I hate everything it stands for.
And when I talk about what this stands for, I am referring to the writers having one word that can serve as a curse word. I am a big fan of cursing. There is an art to it. There's an artistry to John McClane's foul-mouthed repartee with Hans Gruber and his henchmen. Try to imagine The Big Lebowski without the 200-some F-bombs. Do you think Kevin Smith ever would have garnered an audience with PG-13 dialogue? It sure as shit didn't work when he tried it. And there's a simple beauty to how Elliott Smith works a gentle "fuck" into a song.
In designating "frak" as the seemingly universal curse word, the writers no longer have to look for creative ways to express anger or convey fear or show camaraderie. It is basically an invention to enable laziness.
Now, I don't want to mislead you into thinking that I'm just pissed because this show doesn't curse like "Deadwood". I don't have the expectation that everyone in every show has to run around calling everyone "fucking cocksuckers" while talking to heads in wooden boxes. There are, however, shows on broadcast television that have managed to be very creative when skirting the censors--a rim job joke on "Veronica Mars" springs to mind immediately, as does the last three seconds of the teaser for "The X-Files" episode Bad Blood. By making up one universal curse word, the pleasure of the writers having pulled one over on the censors is gone, having been replaced by one retarded sounding bastardization of the greatest word in the English language. And that's fucked up.
So now any quasi-nerd who spends his/her time reading up on whatever upcoming project is worthy of creaming one's pants over gets to scour message boards where BSG fans the world over have littered that God damn word all over the place.

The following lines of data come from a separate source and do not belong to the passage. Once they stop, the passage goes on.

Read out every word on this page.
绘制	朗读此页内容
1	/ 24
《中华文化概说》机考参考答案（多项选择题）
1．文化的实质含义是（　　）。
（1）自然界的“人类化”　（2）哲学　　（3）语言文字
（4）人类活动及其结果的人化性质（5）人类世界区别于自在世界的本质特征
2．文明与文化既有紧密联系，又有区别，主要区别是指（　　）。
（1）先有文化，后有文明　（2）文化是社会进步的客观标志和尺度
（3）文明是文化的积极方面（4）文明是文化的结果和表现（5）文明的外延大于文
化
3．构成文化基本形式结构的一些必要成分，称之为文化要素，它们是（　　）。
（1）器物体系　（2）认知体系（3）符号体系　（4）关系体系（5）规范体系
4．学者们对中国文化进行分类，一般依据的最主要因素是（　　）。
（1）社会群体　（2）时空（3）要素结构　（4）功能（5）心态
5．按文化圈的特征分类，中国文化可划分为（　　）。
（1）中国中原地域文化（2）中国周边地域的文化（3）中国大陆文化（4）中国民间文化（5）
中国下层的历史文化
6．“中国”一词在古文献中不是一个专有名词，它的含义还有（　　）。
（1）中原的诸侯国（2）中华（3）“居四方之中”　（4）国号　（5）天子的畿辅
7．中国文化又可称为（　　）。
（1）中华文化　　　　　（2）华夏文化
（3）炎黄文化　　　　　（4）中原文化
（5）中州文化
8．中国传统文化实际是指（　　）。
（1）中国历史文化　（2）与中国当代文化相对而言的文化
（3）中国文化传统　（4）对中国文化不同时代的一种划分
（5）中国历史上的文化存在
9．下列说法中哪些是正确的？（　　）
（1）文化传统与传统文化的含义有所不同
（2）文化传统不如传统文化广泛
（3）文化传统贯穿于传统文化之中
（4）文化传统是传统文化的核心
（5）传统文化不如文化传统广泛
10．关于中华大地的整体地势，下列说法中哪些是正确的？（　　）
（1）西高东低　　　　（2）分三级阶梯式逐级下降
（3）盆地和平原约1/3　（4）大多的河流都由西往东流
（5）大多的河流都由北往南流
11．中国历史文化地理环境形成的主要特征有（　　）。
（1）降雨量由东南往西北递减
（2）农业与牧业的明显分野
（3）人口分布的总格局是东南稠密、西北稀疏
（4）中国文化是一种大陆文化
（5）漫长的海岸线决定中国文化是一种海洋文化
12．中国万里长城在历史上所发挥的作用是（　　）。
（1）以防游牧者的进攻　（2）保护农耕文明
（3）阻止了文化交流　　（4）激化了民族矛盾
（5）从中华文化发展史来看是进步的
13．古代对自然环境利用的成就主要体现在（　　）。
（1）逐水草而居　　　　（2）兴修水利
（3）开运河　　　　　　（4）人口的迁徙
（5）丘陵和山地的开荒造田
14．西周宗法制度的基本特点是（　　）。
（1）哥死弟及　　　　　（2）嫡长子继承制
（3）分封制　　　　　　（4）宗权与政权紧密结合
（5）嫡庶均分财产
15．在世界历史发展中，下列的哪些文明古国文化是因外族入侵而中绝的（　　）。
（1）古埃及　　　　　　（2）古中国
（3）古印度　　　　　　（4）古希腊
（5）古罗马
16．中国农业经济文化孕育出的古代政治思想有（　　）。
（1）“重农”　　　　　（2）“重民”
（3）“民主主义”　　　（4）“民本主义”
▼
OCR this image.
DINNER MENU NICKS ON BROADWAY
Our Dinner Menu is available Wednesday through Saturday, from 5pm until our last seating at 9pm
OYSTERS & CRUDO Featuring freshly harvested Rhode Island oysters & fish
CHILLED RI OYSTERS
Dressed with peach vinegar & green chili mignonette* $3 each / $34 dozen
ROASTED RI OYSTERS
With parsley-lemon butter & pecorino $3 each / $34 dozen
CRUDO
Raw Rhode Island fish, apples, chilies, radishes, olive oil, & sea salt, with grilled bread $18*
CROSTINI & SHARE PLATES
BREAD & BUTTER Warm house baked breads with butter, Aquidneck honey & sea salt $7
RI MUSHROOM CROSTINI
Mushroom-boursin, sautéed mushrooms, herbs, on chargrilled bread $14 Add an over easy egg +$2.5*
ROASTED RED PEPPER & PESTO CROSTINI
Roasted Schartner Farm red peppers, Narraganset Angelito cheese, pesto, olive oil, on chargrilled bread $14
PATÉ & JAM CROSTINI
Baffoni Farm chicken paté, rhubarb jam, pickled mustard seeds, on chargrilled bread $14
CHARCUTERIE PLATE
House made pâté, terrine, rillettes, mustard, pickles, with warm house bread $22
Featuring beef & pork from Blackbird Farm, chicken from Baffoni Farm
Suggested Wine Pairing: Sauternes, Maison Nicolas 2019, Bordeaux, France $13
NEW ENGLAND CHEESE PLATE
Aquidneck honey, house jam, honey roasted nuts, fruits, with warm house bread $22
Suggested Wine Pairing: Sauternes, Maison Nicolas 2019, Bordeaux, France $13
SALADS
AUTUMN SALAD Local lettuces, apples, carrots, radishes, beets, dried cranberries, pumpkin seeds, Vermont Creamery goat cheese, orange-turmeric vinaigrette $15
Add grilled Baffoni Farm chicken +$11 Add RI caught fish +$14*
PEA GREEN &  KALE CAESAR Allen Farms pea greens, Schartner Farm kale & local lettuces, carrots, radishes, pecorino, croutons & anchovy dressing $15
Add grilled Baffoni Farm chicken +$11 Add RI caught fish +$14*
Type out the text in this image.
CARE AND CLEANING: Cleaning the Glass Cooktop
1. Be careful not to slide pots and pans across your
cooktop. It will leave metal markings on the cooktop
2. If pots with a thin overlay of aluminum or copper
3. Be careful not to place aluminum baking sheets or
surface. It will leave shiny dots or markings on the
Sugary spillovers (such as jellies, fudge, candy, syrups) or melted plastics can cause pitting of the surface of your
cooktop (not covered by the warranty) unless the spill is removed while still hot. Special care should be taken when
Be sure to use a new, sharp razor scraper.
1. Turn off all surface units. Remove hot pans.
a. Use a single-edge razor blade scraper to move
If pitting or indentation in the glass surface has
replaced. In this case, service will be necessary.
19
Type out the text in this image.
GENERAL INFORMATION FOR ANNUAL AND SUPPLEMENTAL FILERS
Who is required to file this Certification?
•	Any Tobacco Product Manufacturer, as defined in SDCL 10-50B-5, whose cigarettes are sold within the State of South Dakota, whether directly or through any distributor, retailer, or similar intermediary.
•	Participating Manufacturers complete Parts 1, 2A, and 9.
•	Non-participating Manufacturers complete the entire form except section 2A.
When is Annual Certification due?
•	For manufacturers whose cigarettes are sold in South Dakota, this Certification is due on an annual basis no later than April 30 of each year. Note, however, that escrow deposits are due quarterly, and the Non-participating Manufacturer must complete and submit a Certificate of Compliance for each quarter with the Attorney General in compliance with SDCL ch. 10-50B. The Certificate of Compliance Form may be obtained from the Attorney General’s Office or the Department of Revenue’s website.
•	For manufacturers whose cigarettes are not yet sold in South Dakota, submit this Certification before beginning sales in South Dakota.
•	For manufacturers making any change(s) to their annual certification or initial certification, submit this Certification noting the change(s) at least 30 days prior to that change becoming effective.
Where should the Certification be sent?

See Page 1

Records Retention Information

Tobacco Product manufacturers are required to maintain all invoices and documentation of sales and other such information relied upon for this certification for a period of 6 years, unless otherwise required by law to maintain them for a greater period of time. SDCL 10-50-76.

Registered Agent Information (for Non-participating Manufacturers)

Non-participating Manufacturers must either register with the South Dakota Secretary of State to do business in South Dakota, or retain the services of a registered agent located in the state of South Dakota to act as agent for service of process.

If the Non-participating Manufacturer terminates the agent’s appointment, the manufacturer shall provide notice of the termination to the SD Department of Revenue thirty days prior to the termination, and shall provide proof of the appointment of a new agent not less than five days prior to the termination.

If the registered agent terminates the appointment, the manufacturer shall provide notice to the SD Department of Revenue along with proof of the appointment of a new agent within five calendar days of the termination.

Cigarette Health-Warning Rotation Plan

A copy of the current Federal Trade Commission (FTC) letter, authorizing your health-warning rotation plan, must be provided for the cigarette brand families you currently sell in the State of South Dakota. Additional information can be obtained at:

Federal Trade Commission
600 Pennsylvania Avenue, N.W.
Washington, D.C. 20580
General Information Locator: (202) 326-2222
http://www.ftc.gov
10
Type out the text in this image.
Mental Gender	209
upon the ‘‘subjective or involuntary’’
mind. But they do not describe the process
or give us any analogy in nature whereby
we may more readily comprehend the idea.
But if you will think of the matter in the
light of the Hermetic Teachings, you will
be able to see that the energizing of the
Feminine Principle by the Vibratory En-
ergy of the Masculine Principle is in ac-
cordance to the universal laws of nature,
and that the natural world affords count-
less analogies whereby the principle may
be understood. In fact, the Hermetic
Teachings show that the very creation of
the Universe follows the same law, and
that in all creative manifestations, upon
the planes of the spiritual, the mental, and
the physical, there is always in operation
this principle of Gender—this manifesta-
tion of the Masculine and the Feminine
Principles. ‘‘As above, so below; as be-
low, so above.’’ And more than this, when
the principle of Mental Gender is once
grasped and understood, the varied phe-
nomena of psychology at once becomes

The really sad thing is that this invention really just seems to be stealing outright from Joss Whedon and "Firefly" with the Chinese cursing as a way to get around to censorship, which was at least a little inventive and reflective of a Earth that had turned complete melting pot. Adding -ings and -er and -ed to a fake word is just lame.
1 comment:
I like this blog entry. It makes me want to hear a debate between you and D about BSG....I imagine it would not involve the word Frak..considering D has a much more of a potty mouth than you.